Sciatica is characterised by pain, numbness, and weakness in the legs. Commonly pain and numbness are located at the calf, foot, or back of the thigh. This is usually preceded for a few weeks by lower back pain. Eventually the leg pain becomes worse than the back pain. Pain can either be dull and aching or can be a shooting pain down the leg all the way to the toes. This pain can last for several days or weeks or it can subside for even a few hours. However, someone who has had sciatica for a long period of time will find that the pain localises in the buttock and thigh. In severe cases it can damage nerves and reflexes or cause the calf muscle to deteriorate. All patients are unique with their pain and presentation.

While the diagnosis of sciatica is reasonably simple, the primary cause of your sciatica may require further investigations to eliminate or confirm its origin. It is also important to determine how significant your sciatic nerve has been compressed.

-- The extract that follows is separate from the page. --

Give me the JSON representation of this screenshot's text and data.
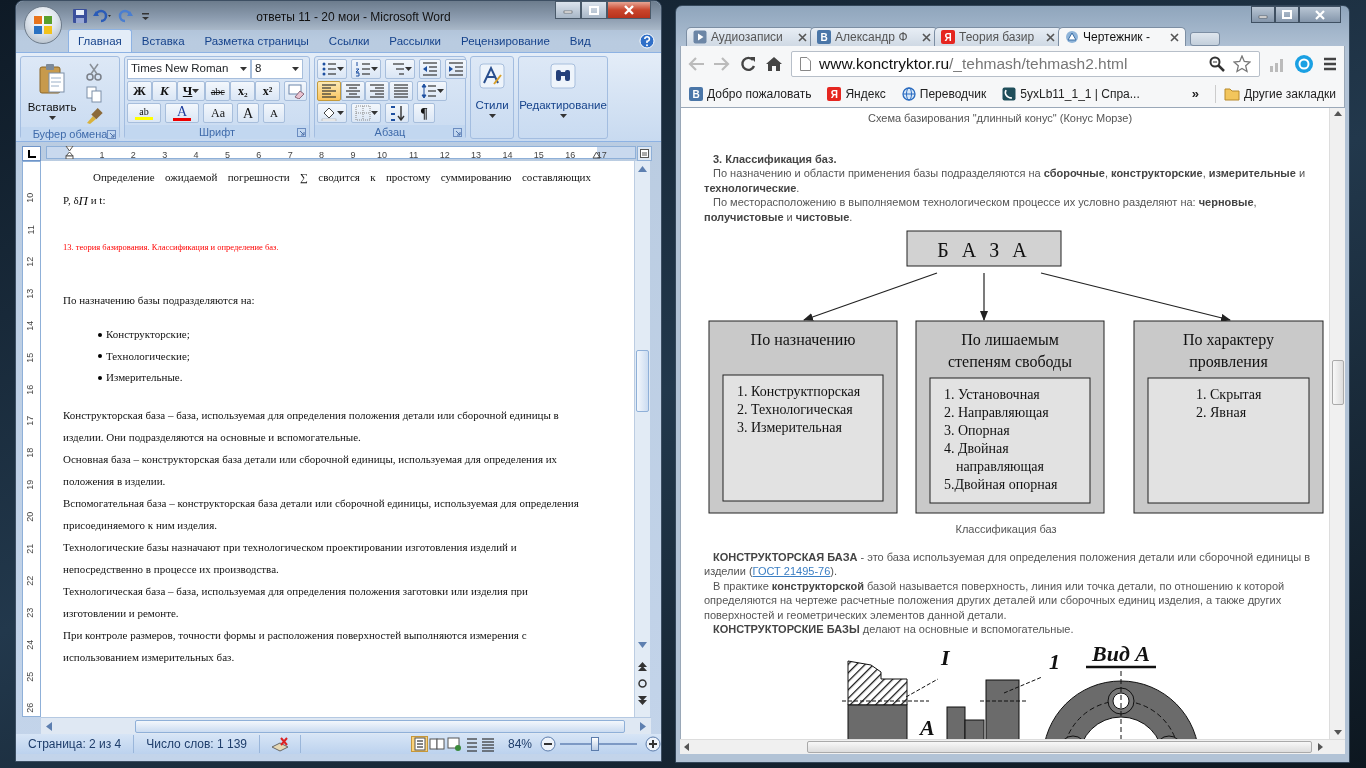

Pressure on the Sciatic nerve can result from a number of reasons including:

  • Tightness of the piriformis muscle in the buttock that compresses the sciatic nerve
  • Spinal/vertebral dysfunction
  • Herniated disc, disc prolapse
  • Osteoarthritis
  • Poor posture – prolonged sitting, poor mattress
  • Poor lifting technique and poor bending habits
  • Spinal compressions due to osteoporosis

It is very important that the patient is an active participant in the treatment process and understands the importance of staying active. Physiotherapy Treatment main objectives are;

  • Reduce pain
  • Restore movement
  • Strengthen weakened muscles
  • Reduce tension
  • Prevent a recurrence

This is achieved by using a combination of the following techniques:

  • Mobilisation to help relieve pain and improve function
  • Massage to help reduce muscle tension and pain and improve blood flow
  • Dry needling/Acupuncture promotes healing and pain relief
  • Electrotherapy such as ultrasound, laser, interferential, TENS
  • Hot and cold packs to reduce pain and stiffness
  • Advice in relation to how to minimise pressure and irritation of the sciatic nerve – teaching correct postural techniques, and exercises to correct any muscle imbalance in the spine
  • Posture supports, lumbar roll
  • Exercise prescription to stretch and strengthen the muscles of your back, shoulders, and stomach to help increase your flexibility, strength, and balance. The physio may teach you an exercise program so you can do it at home.
  • Patient educationself-management techniques will ultimately help you to achieve your goal of safely returning to your previous sporting or leisure activities without sciatica.
  • Rehabilitation is very important to prevent the pain from becoming chronic. Many patients are relieved from their sciatica after a 4 to 5 visits and some patients benefit in maintaining care regularly because it keeps their bodies in optimum condition.


Physiotherapists are a key healthcare professional to treat Sciatica. If you are suffering from sciatica seek help early, the longer delay in starting the treatment, the longer time it takes to recover.